Александр поперхнулся:
— Ты? Зачем? И как?
— По-своему, конечно, попросила. Но он умер не потому, что Федорыч решил его убить. И решала не я. Помнишь, он говорил, будто его кто под руку толкнул? Я ведь знала, с самого начала знала, только не говорила ничего, — Полина замолчала.
— Ну, — подбодрил ее Саша.
— Чего — «ну»? Баранки гну. Знала я, что их убьют. Понимала, только не видела — кто и как… На тебя даже думала… Ты же как пес, только сам не понимаешь…
— Ну, спасибо, — понарошку обиделся Саша. Сравнение с псом ему понравилось. Всегда любил собак. А вот то, что она думала… Да как он может убить человека?
— Ты же пробовал, только не получилось, — сказала Полина, будто читала мысли. А может, и вправду читала? Чувствуешь себя недоношенным уродцем…
— Кого я «пробовал»? — спросил Саша почти агрессивно.
— Ну, учитель твой, Полеслав, кажется. Он ведь тебя учил убивать. И еще… — Полина чуть запнулась, — …добивать. Хотел, чтобы ты показал, на что способен…
— И на что я способен?
— Ты? — Полина не торопилась, словно разглядывала Сашу в темноте. Он почему то совершенно ясно понял, что женщина отлично его видит. Может быть, она даже видит через одежду. От последней мысли стало жарко. Видит или нет?

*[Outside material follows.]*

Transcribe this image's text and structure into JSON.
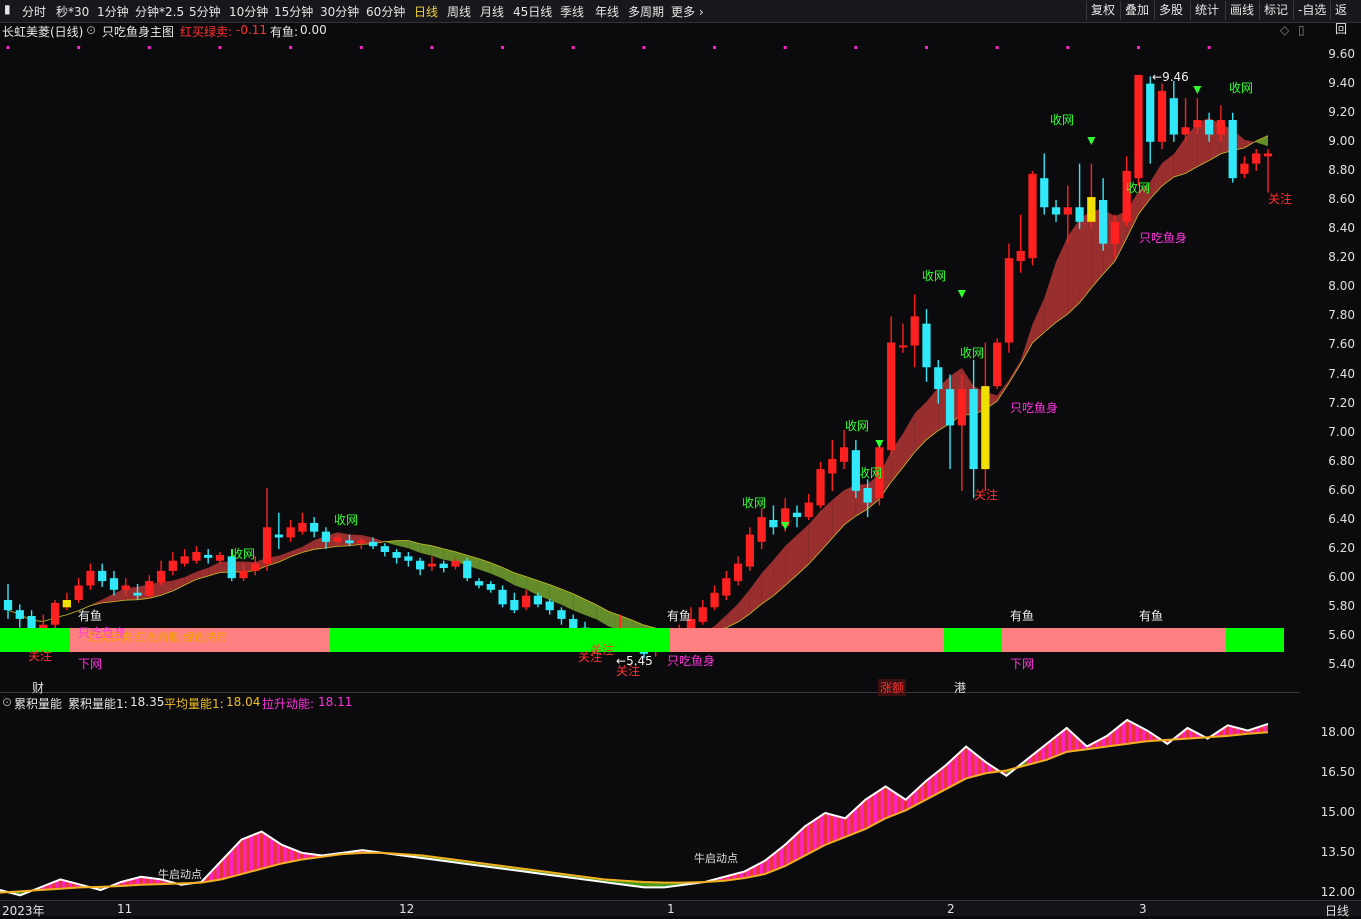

— Ты был собакой. Давно, очень, — сказала Полина таким голосом, что Сашу из жара бросило в холод. — Есть такая порода собак. Очень древняя. С ней охотились на слонов, львов, носорогов. Знаешь, что в саванне слону уступают дорогу все? Эти собаки тоже уступали. Пока хозяин не говорил «Фас!»… Ты не дваждырожденный, ты преданный и ласковый, неприхотлив и сообразителен, горд, доволен собой и своей семьей. Но стоит хозяину сказать… Даже не сказать. Кто-то может просто толкнуть хозяина… Мастиф не остановится, и не уступит…
— Эй, не гони, — Александр не на шутку перепугался. Безжизненный женский голос нагонял ужас. Ему казалось, что в темноте он видит, как закатились глаза Полины.
— Ты чего? — он нашел ее на ощупь, прижал к себе, чувствуя, что ее тоже трясет.
— Надо отдохнуть часик. Потом пойдем, — сказала она хрипло.
— Конечно, — отозвался Саша. — Конечно.
В темноте он ощупывал лезвие меча. Саша помнил, что на нем оставались зазубрины и вмятины, словно руки Полеслава, отбивая его неуклюжие удары, были из железа. Но сейчас не находил ничего. Лезвие гладкое, ровное, опасное, словно чересчур длинная бритва. Он исследовал клинок, опасаясь порезаться, и все прикидывал, как и в чем потащит его наверх. Полина проснулась, завозилась:
— Брось, — сказала она сразу.
— Это единственное доказательство, — выдал он еще час назад заготовленный ответ.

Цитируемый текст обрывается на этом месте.